Is it delibaretely mispelled or deliberately misspelled?
A few months ago, I published the Accurate Rahukaalam Calculator for your Location. In the article, I mentioned the words Rahukaalam, Rahukalam, Ragukalam , Rahu Kaalam and Rahu Kalam. This non-English word is pronounced differently by various Indian language speakers.
Many of such local English words which are just transliterated from Indian languages like Hindi, Sanskrit, Malayalam and Tamil, will have the spelling differences. Raahukaalam in Sanskrit or Malayalam could be pronounced Ragukalam in Tamil.
When writing articles containing such regional/local English words, it is advisable to use the most common word (that you believe it is!) and mention the other words within brackets. For example, Rahukaalam [Rahukalam or Ragukalam Rahu Kaalam or Rahu Kalam]. There is no correct or misspelled words here!
Google says that 10% of all searches made on Google are mistyped or misspelled. For example, the keyword britney spears is typed brittany spears 10% of the times.

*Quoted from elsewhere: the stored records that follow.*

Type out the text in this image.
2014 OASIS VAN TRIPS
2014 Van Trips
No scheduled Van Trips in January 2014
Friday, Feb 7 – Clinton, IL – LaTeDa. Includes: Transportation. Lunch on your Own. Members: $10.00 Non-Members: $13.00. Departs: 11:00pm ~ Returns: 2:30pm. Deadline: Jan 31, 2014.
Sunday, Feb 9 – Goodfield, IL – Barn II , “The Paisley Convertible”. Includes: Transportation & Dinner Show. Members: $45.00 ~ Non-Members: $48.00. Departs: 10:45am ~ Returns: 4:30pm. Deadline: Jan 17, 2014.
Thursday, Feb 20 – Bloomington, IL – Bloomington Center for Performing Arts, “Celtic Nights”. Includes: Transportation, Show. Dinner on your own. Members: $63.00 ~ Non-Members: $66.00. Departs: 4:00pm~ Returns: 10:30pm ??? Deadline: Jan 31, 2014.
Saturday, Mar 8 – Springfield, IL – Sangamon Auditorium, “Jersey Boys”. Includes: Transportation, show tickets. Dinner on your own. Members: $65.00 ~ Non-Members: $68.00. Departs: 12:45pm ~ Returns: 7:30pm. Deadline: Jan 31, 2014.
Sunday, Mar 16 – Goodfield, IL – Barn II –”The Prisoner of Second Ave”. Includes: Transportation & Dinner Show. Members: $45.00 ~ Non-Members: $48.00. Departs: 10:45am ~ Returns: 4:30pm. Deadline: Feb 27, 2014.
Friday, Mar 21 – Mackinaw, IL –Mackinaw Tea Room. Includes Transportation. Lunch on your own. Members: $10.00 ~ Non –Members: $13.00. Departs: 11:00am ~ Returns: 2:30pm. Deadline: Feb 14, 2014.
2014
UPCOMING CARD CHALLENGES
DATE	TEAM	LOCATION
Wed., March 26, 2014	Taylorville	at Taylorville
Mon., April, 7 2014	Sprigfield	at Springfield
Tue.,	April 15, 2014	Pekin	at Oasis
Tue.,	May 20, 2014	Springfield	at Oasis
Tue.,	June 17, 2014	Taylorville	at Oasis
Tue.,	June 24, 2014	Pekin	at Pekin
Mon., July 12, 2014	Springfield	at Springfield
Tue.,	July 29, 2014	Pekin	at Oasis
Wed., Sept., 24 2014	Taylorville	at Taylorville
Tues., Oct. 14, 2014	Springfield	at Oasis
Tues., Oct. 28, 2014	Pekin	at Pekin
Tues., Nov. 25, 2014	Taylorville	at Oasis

For the English language, all the major search engines have a spelling correction system that prompts you with a Did you mean: option. Search engines like Google sometimes automatically searches for the correct word even without the user knowing that he/she actually had misspelled the word!
While promoting an English word as the keyword for your webpage, you could also add the misspelled words in parenthesis and indicate that they are common misspellings for the word. This is useful for handling the British English and American English spellings of a keyword. While you maximize the chance for the keyword, you still get visitors misspelling the keyword.
Never optimize your webpage for misspelling, but just include the misspelled word also somewhere in the post. If you use misspelled word in your post, you can strike it like like this – vaccum vacuum – using the <strike> HTML tag.
Do you get traffic to your site because of any misspelled keyword?